Like Chetan, who has travelled to Thailand and Vietnam and is familiar with the culinary traditions of these places, many foodies know and even appreciate the distinction between authentic and Indianised cuisines. “I really enjoy the food at Nanking, Park lane and can’t wait to try out the food at Haiking but if I was in the mood for actual Chinese or Japanese food, I would go to Urban Asia or Syn,” he adds.
Chef Pradeep informs that his clientele consists of people who have been exposed to new cuisines through travel or friends. And while he still has people coming in and asking for the usual Manchurian dishes and Crispy corn kernels, he thinks that at least ten percent of the market is very open to experimenting with tastes.
Pan-asian food in India can mean a variety of things depending on who you’re talking to, what time of the day it is, how adventurous you’re feeling and of course, how much money you have to spare. Ranging from the classic Indo-Chinese to the roadside chinese bandis to the contemporary pan-Asian fine-dining restaurants, you have a wide variety of choice. We asked around to find out more about Hyderabad’s tastes.
Keeping it classic
What we love most about our Chinese is the familiarity. Some restaurants in the city, hence, provide just that. Their food is authentic without being too experimental. Golden Dragon at Taj Krishna has a reputation for serving up traditional delicacies. With an in house expert in Cantonese cuisine, the restaurant is a popular choice for those who enjoy Chinese fine-dining. Restaurant manager Sudipto will inform you that Golden Dragon’s success lies in traditional Chinese cuisine, including their Dimsums, Macadamia nuts and the signature Peking duck. “While some sauces maybe a little too gentle for the Hyderabadi palate, the spicy dishes from the Shezwan province of China are a favourite among clients,” he says.
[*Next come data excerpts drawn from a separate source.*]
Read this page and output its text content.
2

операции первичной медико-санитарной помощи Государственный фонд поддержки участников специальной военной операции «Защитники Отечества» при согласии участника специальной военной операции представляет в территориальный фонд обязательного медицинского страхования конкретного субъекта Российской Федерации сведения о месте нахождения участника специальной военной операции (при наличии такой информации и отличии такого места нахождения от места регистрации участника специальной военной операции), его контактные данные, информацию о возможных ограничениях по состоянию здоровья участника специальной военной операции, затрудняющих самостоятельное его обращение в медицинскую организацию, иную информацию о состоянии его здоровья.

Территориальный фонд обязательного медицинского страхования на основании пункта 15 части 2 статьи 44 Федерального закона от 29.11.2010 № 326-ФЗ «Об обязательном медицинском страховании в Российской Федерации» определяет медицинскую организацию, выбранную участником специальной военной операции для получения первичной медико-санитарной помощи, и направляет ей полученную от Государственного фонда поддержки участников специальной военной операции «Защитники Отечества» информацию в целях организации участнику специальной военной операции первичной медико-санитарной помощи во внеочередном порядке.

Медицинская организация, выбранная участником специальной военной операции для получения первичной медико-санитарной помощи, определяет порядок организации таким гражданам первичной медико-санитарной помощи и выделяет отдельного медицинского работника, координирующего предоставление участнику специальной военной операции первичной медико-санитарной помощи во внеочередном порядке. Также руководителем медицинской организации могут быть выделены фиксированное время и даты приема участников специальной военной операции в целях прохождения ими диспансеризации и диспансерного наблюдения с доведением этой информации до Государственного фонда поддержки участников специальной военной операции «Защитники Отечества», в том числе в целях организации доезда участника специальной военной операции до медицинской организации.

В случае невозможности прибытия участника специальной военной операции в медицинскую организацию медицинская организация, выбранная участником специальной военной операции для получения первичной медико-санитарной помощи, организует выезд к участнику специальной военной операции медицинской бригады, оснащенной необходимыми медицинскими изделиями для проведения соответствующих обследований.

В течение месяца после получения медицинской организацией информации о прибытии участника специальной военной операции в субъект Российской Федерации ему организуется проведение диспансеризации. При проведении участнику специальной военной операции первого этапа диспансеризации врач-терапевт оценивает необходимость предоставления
Lovers of the cuisine also recommend stand alone places like Aromas of China and Mainland China.
The ubiquitous Chinese bandi
Just when you thought Chinese food could not get more Indian, the chef at the bandi will nonchalantly add a generous helping of Indian chilli powder, garam masala and even a sprinkling of chat masala and MSG as he tosses the noodles, eggs, cabbage, carrots, beans and onions. The surprise here is that though it seems like every bandi uses the same recipe, each boasts of its own unique taste and have regular customers who swear by it. Chinese specialties can also include their own brand of fusion; Shezwan dosas are a hit. The bandi, with its questionable standards of hygiene and bright red serving of ‘hakka noodles’, is of course, not for the faint of stomach.
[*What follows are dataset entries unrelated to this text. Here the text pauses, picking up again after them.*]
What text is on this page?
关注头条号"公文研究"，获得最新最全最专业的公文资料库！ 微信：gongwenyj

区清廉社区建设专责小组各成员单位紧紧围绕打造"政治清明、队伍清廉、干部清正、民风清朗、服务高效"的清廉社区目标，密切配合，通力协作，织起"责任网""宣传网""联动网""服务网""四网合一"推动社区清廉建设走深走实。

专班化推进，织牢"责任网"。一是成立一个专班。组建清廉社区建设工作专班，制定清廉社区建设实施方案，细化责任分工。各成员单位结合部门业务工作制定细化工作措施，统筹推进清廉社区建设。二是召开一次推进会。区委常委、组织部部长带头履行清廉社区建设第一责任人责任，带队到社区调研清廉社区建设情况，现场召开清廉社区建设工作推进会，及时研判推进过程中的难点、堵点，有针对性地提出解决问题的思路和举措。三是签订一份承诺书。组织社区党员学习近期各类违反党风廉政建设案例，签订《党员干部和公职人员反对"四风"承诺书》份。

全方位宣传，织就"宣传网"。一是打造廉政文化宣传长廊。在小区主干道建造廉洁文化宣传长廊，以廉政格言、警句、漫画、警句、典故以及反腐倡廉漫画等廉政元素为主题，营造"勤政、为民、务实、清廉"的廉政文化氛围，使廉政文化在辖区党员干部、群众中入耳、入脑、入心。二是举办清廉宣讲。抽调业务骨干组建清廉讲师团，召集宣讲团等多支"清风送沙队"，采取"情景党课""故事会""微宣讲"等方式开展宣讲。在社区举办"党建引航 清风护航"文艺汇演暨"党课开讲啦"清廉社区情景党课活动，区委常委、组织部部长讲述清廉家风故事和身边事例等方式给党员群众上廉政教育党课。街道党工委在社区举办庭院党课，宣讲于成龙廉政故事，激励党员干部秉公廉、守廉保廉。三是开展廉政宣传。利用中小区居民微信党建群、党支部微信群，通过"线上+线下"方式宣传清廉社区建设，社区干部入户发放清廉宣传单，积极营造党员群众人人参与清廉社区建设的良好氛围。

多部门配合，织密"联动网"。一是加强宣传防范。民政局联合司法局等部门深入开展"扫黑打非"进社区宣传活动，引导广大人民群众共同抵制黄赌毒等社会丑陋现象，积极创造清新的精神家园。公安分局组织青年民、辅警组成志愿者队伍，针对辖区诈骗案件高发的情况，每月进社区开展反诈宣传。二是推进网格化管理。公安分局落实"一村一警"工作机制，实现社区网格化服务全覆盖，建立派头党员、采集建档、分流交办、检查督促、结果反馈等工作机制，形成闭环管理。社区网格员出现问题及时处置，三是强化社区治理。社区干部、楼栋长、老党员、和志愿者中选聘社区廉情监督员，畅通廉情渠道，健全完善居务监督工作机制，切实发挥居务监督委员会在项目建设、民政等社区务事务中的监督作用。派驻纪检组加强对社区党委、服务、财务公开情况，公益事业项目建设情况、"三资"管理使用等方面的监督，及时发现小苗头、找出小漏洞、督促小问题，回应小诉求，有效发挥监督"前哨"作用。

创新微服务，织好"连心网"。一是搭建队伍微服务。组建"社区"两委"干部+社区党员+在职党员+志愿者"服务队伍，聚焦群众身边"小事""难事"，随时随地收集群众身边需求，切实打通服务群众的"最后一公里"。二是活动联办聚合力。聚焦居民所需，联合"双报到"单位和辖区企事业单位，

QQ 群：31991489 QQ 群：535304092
“What Paradise is to Hyderabadi biryani, Nanking and Haiking are to Chinese food,” says Shankar, who runs several successful restaurants in the city. “These two places have been around for so long that many Hyderabadis have grown up associating Chinese food with the brand and at least 99 per cent of the crowd would pick these two places over any other place in town, even though it’s not authentic Chinese.” While Haiking and Nanking are the brand ambassadors of ‘Indo- chinese’ in the city, there are innumerable places in the city that serve the cuisine. “I am a huge fan of Thai and Japanese cuisine but my weekend is never complete without my fix of Chilli chicken and fried rice from the nearby take-away joint,” says Chetan K., a young professional.